A Day in the Life of a Biologist
Biologists study humans, plants, animals, and the environments in which they live. They may conduct their studies--human medical research, plant research, animal research, environmental system research--at the cellular level or the ecosystem level or anywhere in between. Biologists are students of the world, interested in learning from every facet of life. Although this scope may seem overwhelming, in practice, biologists specialize in discrete areas that they feel drawn to.
Biologists’ daily activities are driven by their area of specialization. Marine biologists study marine populations and physiology, working off boats, at oceanography centers, at aquariums, and at a variety of coastal sites. Biochemists spend most of their day in a laboratory analyzing tissue samples and designing and carrying out research projects to test new hypotheses. Agricultural scientists analyze crop yields produced from different soils, fertilizers, or chemicals. Biologists study life to uncover its secrets and to find ways to solve problems, such as finding a cure for a disease. Much research is done in ecologically diverse areas such as the Brazilian Rain Forest, where nature--the world’s largest laboratory--has produced biological compounds scientists cannot yet create on their own.
Biologists generally love what they do. Many put in long hours, compelled by their dedication to work beyond the requirements of their job. Significant time at the lab, in the field, and at lectures and conferences all contribute to many biologists’ lack of a personal life outside the discipline. Within the field, colleagues are aware of and sensitive to others’ research progress and philosophical approach. Relationships with colleagues can be intense and often are substitutes for average social interaction. The rarefied knowledge and dedication required to analyze the basic stuff of life may be one reason why biologists choose to spend even more time with other biologists: They understand each other’s devotion to their work. From botany to zoology, biologists are engaged in a demanding and creative scientific endeavor. One biologist described it as “assembling the pieces of nature’s puzzle.”
Paying Your Dues
Academic requirements are strict in this discipline. Most individuals in positions of authority have extensive post-graduate degrees, but entry-level positions are available for people with only a bachelor’s degree in a biological science. Most researchers have a master’s degree; they direct research and perform out-of-lab functions, such as on-site sampling and interviewing about medication side effects. Those who wish to direct the research functions must obtain a Ph.D. in a biological science. The largest employer of biologists is the federal government, particularly the Environmental Protection Agency (EPA), the National Institutes of Health (NIH), the Centers for Disease Control (CDC), and the Department of Agriculture. Biologists at these organizations conduct practical research on existing biological compounds. Pharmaceutical companies employ the next largest block of biologists in their research labs. Certification is available from certain professional organizations, but it is not required.
Present and Future
Biological research traces its foundations to the physicians of antiquity and to the Catholic Church. Research on biological systems and their relationships began in ancient Greece, but little of this work was recorded. Early physicians explored the microbiological elements, looking for the causes and effects of disease, malnutrition, and deformity. In the fourteenth century, the Catholic Church began keeping comprehensive records of public activities and health. The data provided by the Catholic Church began with the study of large systems and their methods of interaction. A combination of the Church data and the data of the early physicians forms the foundation of the biological sciences.

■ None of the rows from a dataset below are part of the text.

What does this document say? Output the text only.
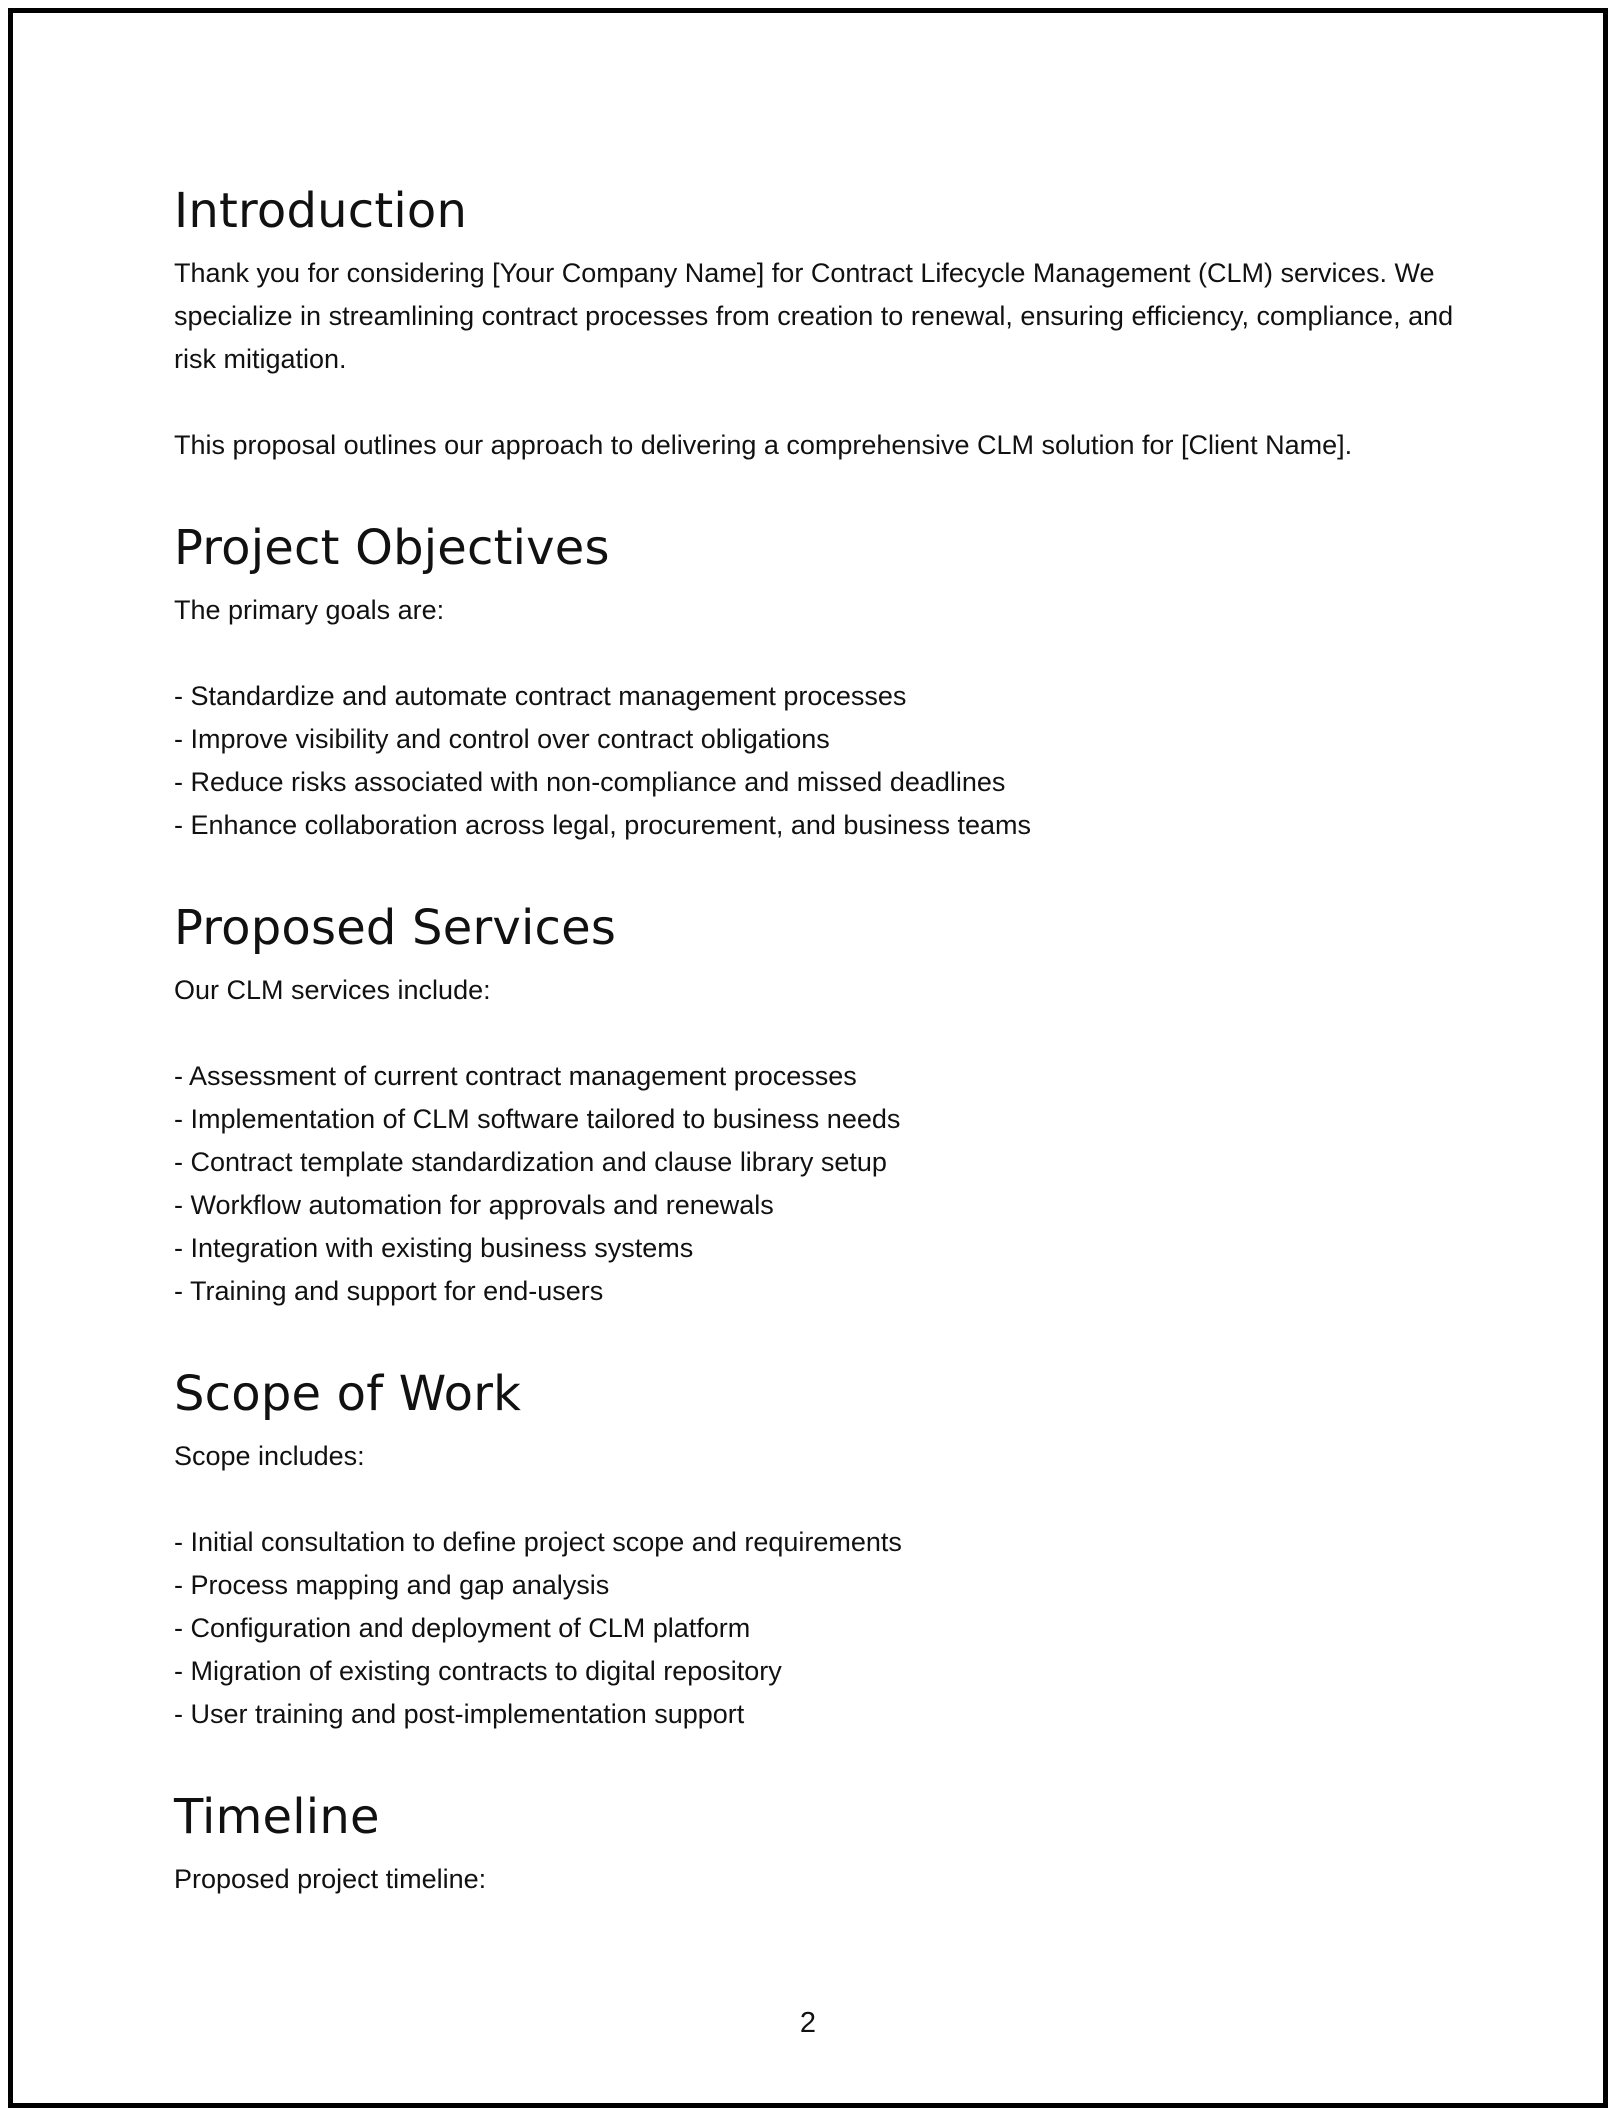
Introduction

Thank you for considering [Your Company Name] for Contract Lifecycle Management (CLM) services. We specialize in streamlining contract processes from creation to renewal, ensuring efficiency, compliance, and risk mitigation.

This proposal outlines our approach to delivering a comprehensive CLM solution for [Client Name].

Project Objectives

The primary goals are:

- Standardize and automate contract management processes
- Improve visibility and control over contract obligations
- Reduce risks associated with non-compliance and missed deadlines
- Enhance collaboration across legal, procurement, and business teams
Proposed Services

Our CLM services include:

- Assessment of current contract management processes
- Implementation of CLM software tailored to business needs
- Contract template standardization and clause library setup
- Workflow automation for approvals and renewals
- Integration with existing business systems
- Training and support for end-users
Scope of Work

Scope includes:

- Initial consultation to define project scope and requirements
- Process mapping and gap analysis
- Configuration and deployment of CLM platform
- Migration of existing contracts to digital repository
- User training and post-implementation support
Timeline

Proposed project timeline:

2
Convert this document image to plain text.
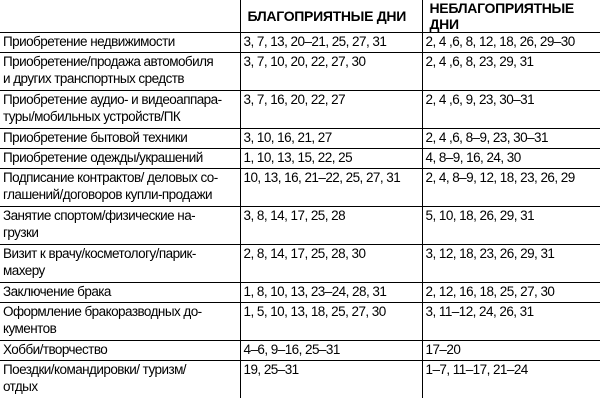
	БЛАГОПРИЯТНЫЕ ДНИ	НЕБЛАГОПРИЯТНЫЕ ДНИ

Приобретение недвижимости	3, 7, 13, 20–21, 25, 27, 31	2, 4 ,6, 8, 12, 18, 26, 29–30

Приобретение/продажа автомобиля
и других транспортных средств	3, 7, 10, 20, 22, 27, 30	2, 4 ,6, 8, 23, 29, 31

Приобретение аудио- и видеоаппара-
туры/мобильных устройств/ПК	3, 7, 16, 20, 22, 27	2, 4 ,6, 9, 23, 30–31

Приобретение бытовой техники	3, 10, 16, 21, 27	2, 4 ,6, 8–9, 23, 30–31

Приобретение одежды/украшений	1, 10, 13, 15, 22, 25	4, 8–9, 16, 24, 30

Подписание контрактов/ деловых со-
глашений/договоров купли-продажи	10, 13, 16, 21–22, 25, 27, 31	2, 4, 8–9, 12, 18, 23, 26, 29

Занятие спортом/физические на-
грузки	3, 8, 14, 17, 25, 28	5, 10, 18, 26, 29, 31

Визит к врачу/косметологу/парик-
махеру	2, 8, 14, 17, 25, 28, 30	3, 12, 18, 23, 26, 29, 31

Заключение брака	1, 8, 10, 13, 23–24, 28, 31	2, 12, 16, 18, 25, 27, 30

Оформление бракоразводных до-
кументов	1, 5, 10, 13, 18, 25, 27, 30	3, 11–12, 24, 26, 31

Хобби/творчество	4–6, 9–16, 25–31	17–20

Поездки/командировки/ туризм/
отдых	19, 25–31	1–7, 11–17, 21–24
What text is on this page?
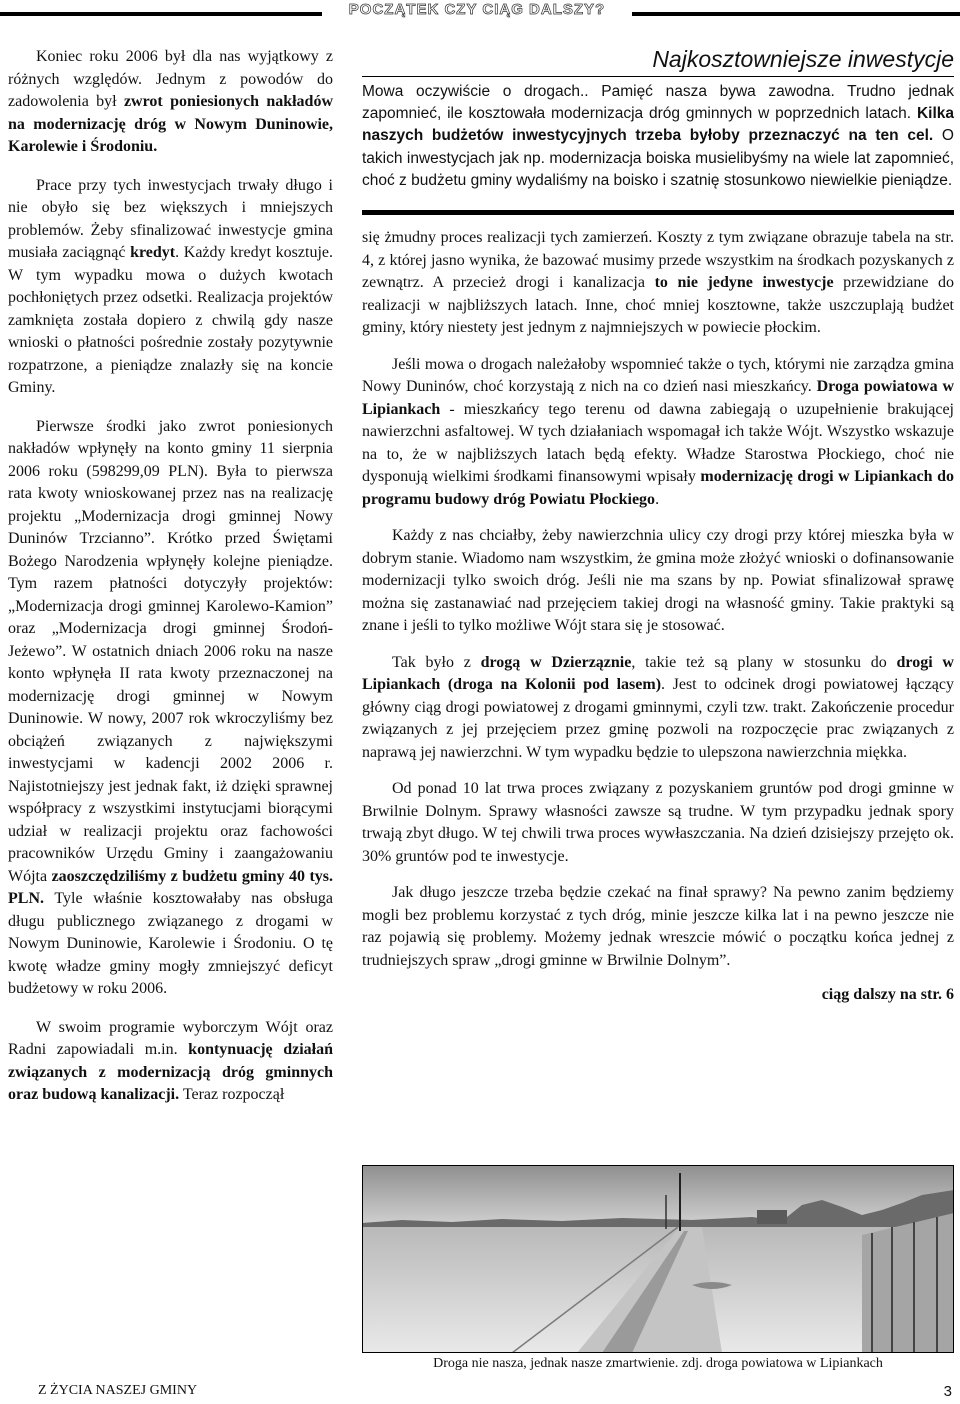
POCZĄTEK CZY CIĄG DALSZY?

Koniec roku 2006 był dla nas wyjątkowy z różnych względów. Jednym z powodów do zadowolenia był zwrot poniesionych nakładów na modernizację dróg w Nowym Duninowie, Karolewie i Środoniu.

Prace przy tych inwestycjach trwały długo i nie obyło się bez większych i mniejszych problemów. Żeby sfinalizować inwestycje gmina musiała zaciągnąć kredyt. Każdy kredyt kosztuje. W tym wypadku mowa o dużych kwotach pochłoniętych przez odsetki. Realizacja projektów zamknięta została dopiero z chwilą gdy nasze wnioski o płatności pośrednie zostały pozytywnie rozpatrzone, a pieniądze znalazły się na koncie Gminy.

Pierwsze środki jako zwrot poniesionych nakładów wpłynęły na konto gminy 11 sierpnia 2006 roku (598299,09 PLN). Była to pierwsza rata kwoty wnioskowanej przez nas na realizację projektu „Modernizacja drogi gminnej Nowy Duninów Trzcianno”. Krótko przed Świętami Bożego Narodzenia wpłynęły kolejne pieniądze. Tym razem płatności dotyczyły projektów: „Modernizacja drogi gminnej Karolewo-Kamion” oraz „Modernizacja drogi gminnej Środoń-Jeżewo”. W ostatnich dniach 2006 roku na nasze konto wpłynęła II rata kwoty przeznaczonej na modernizację drogi gminnej w Nowym Duninowie. W nowy, 2007 rok wkroczyliśmy bez obciążeń związanych z największymi inwestycjami w kadencji 2002 2006 r. Najistotniejszy jest jednak fakt, iż dzięki sprawnej współpracy z wszystkimi instytucjami biorącymi udział w realizacji projektu oraz fachowości pracowników Urzędu Gminy i zaangażowaniu Wójta zaoszczędziliśmy z budżetu gminy 40 tys. PLN. Tyle właśnie kosztowałaby nas obsługa długu publicznego związanego z drogami w Nowym Duninowie, Karolewie i Środoniu. O tę kwotę władze gminy mogły zmniejszyć deficyt budżetowy w roku 2006.

W swoim programie wyborczym Wójt oraz Radni zapowiadali m.in. kontynuację działań związanych z modernizacją dróg gminnych oraz budową kanalizacji. Teraz rozpoczął

Najkosztowniejsze inwestycje

Mowa oczywiście o drogach.. Pamięć nasza bywa zawodna. Trudno jednak zapomnieć, ile kosztowała modernizacja dróg gminnych w poprzednich latach. Kilka naszych budżetów inwestycyjnych trzeba byłoby przeznaczyć na ten cel. O takich inwestycjach jak np. modernizacja boiska musielibyśmy na wiele lat zapomnieć, choć z budżetu gminy wydaliśmy na boisko i szatnię stosunkowo niewielkie pieniądze.

się żmudny proces realizacji tych zamierzeń. Koszty z tym związane obrazuje tabela na str. 4, z której jasno wynika, że bazować musimy przede wszystkim na środkach pozyskanych z zewnątrz. A przecież drogi i kanalizacja to nie jedyne inwestycje przewidziane do realizacji w najbliższych latach. Inne, choć mniej kosztowne, także uszczuplają budżet gminy, który niestety jest jednym z najmniejszych w powiecie płockim.

Jeśli mowa o drogach należałoby wspomnieć także o tych, którymi nie zarządza gmina Nowy Duninów, choć korzystają z nich na co dzień nasi mieszkańcy. Droga powiatowa w Lipiankach - mieszkańcy tego terenu od dawna zabiegają o uzupełnienie brakującej nawierzchni asfaltowej. W tych działaniach wspomagał ich także Wójt. Wszystko wskazuje na to, że w najbliższych latach będą efekty. Władze Starostwa Płockiego, choć nie dysponują wielkimi środkami finansowymi wpisały modernizację drogi w Lipiankach do programu budowy dróg Powiatu Płockiego.

Każdy z nas chciałby, żeby nawierzchnia ulicy czy drogi przy której mieszka była w dobrym stanie. Wiadomo nam wszystkim, że gmina może złożyć wnioski o dofinansowanie modernizacji tylko swoich dróg. Jeśli nie ma szans by np. Powiat sfinalizował sprawę można się zastanawiać nad przejęciem takiej drogi na własność gminy. Takie praktyki są znane i jeśli to tylko możliwe Wójt stara się je stosować.

Tak było z drogą w Dzierząznie, takie też są plany w stosunku do drogi w Lipiankach (droga na Kolonii pod lasem). Jest to odcinek drogi powiatowej łączący główny ciąg drogi powiatowej z drogami gminnymi, czyli tzw. trakt. Zakończenie procedur związanych z jej przejęciem przez gminę pozwoli na rozpoczęcie prac związanych z naprawą jej nawierzchni. W tym wypadku będzie to ulepszona nawierzchnia miękka.

Od ponad 10 lat trwa proces związany z pozyskaniem gruntów pod drogi gminne w Brwilnie Dolnym. Sprawy własności zawsze są trudne. W tym przypadku jednak spory trwają zbyt długo. W tej chwili trwa proces wywłaszczania. Na dzień dzisiejszy przejęto ok. 30% gruntów pod te inwestycje.

Jak długo jeszcze trzeba będzie czekać na finał sprawy? Na pewno zanim będziemy mogli bez problemu korzystać z tych dróg, minie jeszcze kilka lat i na pewno jeszcze nie raz pojawią się problemy. Możemy jednak wreszcie mówić o początku końca jednej z trudniejszych spraw „drogi gminne w Brwilnie Dolnym”.

ciąg dalszy na str. 6

Droga nie nasza, jednak nasze zmartwienie. zdj. droga powiatowa w Lipiankach
Z ŻYCIA NASZEJ GMINY	3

The prospects for biologists depend not on the demand for their services--the demand for biologists will probably increase in the coming years--but on funding. Pharmaceutical companies will continue to fund potentially lucrative pharmaceutical projects. The U.S. government will continue to fund the testing of health products to release to the public; but universities, private research concerns, and foundations will all face strict budgetary limitations. Therefore, it’s uncertain how biologists will fare in the next ten years. Those who succeed will be strong academically in a specific area of specialization and will have excellent technical skills.
Quality of Life
PRESENT AND FUTURE
Biologists are primarily technicians, operating equipment, conducting tests, and recording data for more senior researchers. They spend significant time performing routine tasks regardless of their experience prior to hire. The hours can be long, and most time is spent in the lab. Although others may scoff at this “internship” of sorts, technicians generally expect to pay these dues in their first few years, and satisfaction remains high. A number of aspiring researchers ally themselves with more experienced and well-known researchers in order to put themselves in a position to become future researchers in their field of interest.
FIVE YEARS OUT
Field work arrives and satisfaction generally increases. Those who are not promoted to research positions either gravitate to other fields or return to school to get additional credentials that will make them more attractive candidates in their chosen field. The hours can be long and the work environment unpredictable, but responsibilities and salary increase. Some seek to publish their research and theories to make their ideas known and to distinguish themselves from their contemporaries.
TEN YEARS OUT
Many researchers have assumed positions as assistant directors of research or with limited control of disbursement of funds and distribution of personnel. Some are still finishing their Ph.D.s and are having a difficult time juggling work and school life. Some researchers join professional organizations or advisory committees in order to add another feather to their cap. A number enter academia. Hours flatten out, ambitions remain high.